Archäologische Funde belegen, dass Kokablätter von den Menschen in den Anden seit über 5000 Jahren konsumiert werden. Die Inkas nutzten Kokaextrakt als örtliches Betäubungsmittel bei Gehirnoperationen.

Koka war und ist auch heute noch für die Andenvölker eine heilige Pflanze, die in vielen Ritualen Verwendung findet. Es ist unverzichtbare Opfergabe an die Pachamama, an die Mutter Erde.

Kauen macht wach

Beim so genannten "picchar" werden die Kokablätter in der Backe aufbewahrt. Die Blätter werden weniger gekaut, als zwischen den Zähnen zerdrückt. Oft wird Asche aus Bananenstauden oder Hirse, Kalk oder Bikarbonat dazu gegeben, um die Inhaltsstoffe des Blattes besser auszulösen. Das Kokablatt enthält neben den stimulierenden Alkaloiden auch viele Mineralstoffe wie Eisen, Kalzium, Phosphor sowie Vitamine A, B2 und E.

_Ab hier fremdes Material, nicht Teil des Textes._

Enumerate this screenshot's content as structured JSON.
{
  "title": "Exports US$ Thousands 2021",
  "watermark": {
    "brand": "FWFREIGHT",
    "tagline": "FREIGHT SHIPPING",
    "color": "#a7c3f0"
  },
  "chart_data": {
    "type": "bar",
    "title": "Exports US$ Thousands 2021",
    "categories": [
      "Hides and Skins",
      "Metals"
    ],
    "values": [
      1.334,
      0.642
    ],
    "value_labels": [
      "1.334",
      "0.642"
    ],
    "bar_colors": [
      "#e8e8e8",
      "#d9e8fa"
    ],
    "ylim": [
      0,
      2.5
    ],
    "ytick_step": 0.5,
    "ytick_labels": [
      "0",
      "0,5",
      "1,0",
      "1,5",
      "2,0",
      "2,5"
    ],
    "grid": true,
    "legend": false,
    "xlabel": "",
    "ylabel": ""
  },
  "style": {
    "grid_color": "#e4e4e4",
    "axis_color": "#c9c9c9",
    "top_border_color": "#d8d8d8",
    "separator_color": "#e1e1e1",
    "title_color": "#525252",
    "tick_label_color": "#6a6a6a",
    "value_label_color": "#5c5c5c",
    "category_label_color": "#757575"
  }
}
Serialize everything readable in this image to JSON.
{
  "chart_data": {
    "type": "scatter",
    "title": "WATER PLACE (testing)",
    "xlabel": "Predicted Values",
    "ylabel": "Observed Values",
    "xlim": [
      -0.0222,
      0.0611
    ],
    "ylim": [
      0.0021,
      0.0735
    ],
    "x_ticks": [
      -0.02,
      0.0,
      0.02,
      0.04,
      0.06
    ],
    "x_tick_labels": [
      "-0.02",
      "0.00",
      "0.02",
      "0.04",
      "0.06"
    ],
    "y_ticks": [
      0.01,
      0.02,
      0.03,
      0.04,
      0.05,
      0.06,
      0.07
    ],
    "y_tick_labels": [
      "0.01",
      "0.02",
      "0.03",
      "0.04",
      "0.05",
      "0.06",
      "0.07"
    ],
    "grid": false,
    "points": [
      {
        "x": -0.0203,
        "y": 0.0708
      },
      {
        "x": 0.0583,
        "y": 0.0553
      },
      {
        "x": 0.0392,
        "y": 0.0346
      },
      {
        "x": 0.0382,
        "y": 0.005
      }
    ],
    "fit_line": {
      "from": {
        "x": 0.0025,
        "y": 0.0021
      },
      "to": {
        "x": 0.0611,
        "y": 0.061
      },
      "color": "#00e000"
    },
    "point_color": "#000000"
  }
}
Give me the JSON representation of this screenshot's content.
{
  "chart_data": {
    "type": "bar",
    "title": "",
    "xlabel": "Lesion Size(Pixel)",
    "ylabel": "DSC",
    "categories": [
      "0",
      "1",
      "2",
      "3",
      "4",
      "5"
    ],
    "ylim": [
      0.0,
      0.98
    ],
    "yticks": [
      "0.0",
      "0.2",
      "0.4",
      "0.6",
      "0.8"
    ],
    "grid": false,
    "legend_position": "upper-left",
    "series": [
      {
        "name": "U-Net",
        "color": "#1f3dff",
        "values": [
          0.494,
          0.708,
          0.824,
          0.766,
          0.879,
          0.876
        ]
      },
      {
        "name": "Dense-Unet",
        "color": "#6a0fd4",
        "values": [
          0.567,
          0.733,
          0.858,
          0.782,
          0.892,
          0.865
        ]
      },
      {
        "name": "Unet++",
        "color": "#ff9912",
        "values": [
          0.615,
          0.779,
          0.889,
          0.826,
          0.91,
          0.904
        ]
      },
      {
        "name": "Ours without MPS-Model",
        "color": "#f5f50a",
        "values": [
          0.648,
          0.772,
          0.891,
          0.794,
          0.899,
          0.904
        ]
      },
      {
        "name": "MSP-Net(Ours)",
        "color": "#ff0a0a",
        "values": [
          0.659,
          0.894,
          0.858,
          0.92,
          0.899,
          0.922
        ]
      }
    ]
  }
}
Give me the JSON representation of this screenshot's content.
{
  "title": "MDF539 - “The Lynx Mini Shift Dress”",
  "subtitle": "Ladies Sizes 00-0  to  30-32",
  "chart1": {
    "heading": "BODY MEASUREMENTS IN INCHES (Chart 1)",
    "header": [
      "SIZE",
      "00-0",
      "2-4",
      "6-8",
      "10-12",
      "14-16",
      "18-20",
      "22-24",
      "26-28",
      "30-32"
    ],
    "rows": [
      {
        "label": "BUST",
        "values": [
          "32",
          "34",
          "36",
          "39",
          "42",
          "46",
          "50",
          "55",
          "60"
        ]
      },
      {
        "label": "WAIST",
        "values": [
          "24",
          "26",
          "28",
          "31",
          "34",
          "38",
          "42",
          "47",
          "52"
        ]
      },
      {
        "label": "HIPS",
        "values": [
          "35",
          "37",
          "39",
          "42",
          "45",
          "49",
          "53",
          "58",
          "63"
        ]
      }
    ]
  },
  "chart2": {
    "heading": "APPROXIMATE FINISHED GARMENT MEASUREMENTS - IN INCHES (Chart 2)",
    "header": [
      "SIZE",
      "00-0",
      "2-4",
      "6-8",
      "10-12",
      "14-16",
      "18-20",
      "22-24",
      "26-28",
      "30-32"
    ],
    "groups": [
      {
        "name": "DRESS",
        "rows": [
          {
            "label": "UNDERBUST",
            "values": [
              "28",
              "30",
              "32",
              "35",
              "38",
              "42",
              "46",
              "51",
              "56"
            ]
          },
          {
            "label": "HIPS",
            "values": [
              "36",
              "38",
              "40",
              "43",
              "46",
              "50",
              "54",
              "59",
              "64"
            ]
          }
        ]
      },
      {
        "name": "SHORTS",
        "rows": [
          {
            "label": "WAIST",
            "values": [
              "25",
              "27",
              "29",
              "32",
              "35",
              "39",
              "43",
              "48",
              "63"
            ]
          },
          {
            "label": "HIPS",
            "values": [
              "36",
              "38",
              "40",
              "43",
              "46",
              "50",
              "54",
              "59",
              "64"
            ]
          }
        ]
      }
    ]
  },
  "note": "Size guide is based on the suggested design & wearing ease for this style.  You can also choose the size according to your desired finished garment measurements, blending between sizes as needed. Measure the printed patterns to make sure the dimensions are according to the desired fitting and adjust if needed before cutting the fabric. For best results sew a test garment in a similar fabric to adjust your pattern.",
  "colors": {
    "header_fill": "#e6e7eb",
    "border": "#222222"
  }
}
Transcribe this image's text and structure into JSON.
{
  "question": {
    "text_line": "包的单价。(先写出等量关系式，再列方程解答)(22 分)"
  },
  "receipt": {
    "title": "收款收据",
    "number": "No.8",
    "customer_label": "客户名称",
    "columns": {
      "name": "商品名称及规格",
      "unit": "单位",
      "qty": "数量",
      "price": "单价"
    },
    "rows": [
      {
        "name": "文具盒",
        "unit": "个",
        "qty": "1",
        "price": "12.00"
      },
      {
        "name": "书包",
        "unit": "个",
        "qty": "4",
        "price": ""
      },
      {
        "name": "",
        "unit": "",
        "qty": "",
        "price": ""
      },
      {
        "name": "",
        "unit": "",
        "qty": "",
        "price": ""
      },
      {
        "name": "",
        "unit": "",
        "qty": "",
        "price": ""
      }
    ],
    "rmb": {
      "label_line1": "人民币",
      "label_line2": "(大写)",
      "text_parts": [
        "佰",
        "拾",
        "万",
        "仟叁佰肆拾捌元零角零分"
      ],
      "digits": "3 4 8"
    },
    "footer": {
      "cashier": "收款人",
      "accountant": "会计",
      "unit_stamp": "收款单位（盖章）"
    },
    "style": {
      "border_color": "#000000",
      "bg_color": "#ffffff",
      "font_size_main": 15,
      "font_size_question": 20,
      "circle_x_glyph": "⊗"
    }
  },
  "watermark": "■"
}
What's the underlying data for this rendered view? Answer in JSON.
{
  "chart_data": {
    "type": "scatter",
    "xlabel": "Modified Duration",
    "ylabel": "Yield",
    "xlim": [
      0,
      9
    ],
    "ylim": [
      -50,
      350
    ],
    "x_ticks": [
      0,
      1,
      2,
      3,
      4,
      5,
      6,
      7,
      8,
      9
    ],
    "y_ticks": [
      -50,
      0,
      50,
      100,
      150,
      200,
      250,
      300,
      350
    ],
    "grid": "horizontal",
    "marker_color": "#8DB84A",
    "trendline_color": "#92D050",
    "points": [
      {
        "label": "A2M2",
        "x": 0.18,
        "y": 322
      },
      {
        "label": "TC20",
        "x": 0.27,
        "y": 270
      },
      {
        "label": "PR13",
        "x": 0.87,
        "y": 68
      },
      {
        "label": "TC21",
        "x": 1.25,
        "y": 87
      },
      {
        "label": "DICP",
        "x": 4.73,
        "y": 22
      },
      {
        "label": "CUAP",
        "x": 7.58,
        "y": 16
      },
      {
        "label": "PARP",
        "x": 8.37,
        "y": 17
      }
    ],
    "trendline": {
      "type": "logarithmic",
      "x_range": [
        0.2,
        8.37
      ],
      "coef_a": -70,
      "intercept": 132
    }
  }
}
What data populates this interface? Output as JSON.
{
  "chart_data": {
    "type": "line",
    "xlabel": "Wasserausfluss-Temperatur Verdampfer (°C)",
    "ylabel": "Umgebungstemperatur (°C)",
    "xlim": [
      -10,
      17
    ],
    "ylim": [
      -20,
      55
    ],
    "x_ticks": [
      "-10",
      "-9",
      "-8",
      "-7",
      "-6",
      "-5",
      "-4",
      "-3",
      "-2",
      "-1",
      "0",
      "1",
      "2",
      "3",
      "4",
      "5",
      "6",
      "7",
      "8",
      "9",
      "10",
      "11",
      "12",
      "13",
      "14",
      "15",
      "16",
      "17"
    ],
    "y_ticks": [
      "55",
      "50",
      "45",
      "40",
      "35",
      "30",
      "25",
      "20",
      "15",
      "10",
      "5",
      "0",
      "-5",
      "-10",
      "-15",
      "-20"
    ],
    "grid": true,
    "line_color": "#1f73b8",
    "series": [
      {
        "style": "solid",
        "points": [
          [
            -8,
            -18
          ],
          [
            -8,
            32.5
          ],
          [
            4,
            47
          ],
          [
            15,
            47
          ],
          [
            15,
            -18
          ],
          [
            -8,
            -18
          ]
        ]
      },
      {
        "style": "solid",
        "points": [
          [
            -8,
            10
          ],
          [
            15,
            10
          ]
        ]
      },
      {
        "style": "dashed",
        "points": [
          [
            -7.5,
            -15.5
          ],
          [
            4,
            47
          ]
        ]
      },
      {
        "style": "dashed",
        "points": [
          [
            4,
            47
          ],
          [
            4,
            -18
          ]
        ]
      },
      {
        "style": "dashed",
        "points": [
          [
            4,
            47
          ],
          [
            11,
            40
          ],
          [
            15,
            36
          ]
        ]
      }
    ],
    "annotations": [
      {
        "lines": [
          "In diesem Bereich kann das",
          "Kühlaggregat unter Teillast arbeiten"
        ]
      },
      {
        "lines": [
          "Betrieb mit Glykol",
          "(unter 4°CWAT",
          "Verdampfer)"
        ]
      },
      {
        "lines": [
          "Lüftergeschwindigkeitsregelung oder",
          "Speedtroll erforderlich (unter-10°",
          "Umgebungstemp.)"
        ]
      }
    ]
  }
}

Das Kauen der Blätter hält wach, steigert die körperliche Leistungsfähigkeit, erhöht die Konzentrationsfähigkeit. Kokablätter schützen vor der Höhenkrankheit, stillen Hunger und Durst und helfen bei Verdauungsbeschwerden. Die Kokapflanze soll sich regulierend auf den Blutzuckerspiegel auswirken. Bislang fehlen jedoch breit angelegte wissenschaftliche Untersuchungen über die gesundheitsfördernden Wirkungen der Kokapflanze.

Freud und das Kokain

Die spanischen Kolonialherren verteufelten zunächst die Kokapflanze wegen ihrer magisch-religiösen Bedeutung für die Ureinwohner. Später ließen sie Koka aber in Plantagen anbauen und machten sich die stimulierende Wirkung in den Bergwerken zunutze. Die Minenarbeiter waren leistungsfähiger, wenn sie Kokablätter zu sich nahmen. Kokakauen blieb stets eine Sache der indigenen Bevölkerung. In der weißen Oberschicht galt und gilt es bis heute als etwas Schmutziges, das den niederen Schichten vorbehalten war.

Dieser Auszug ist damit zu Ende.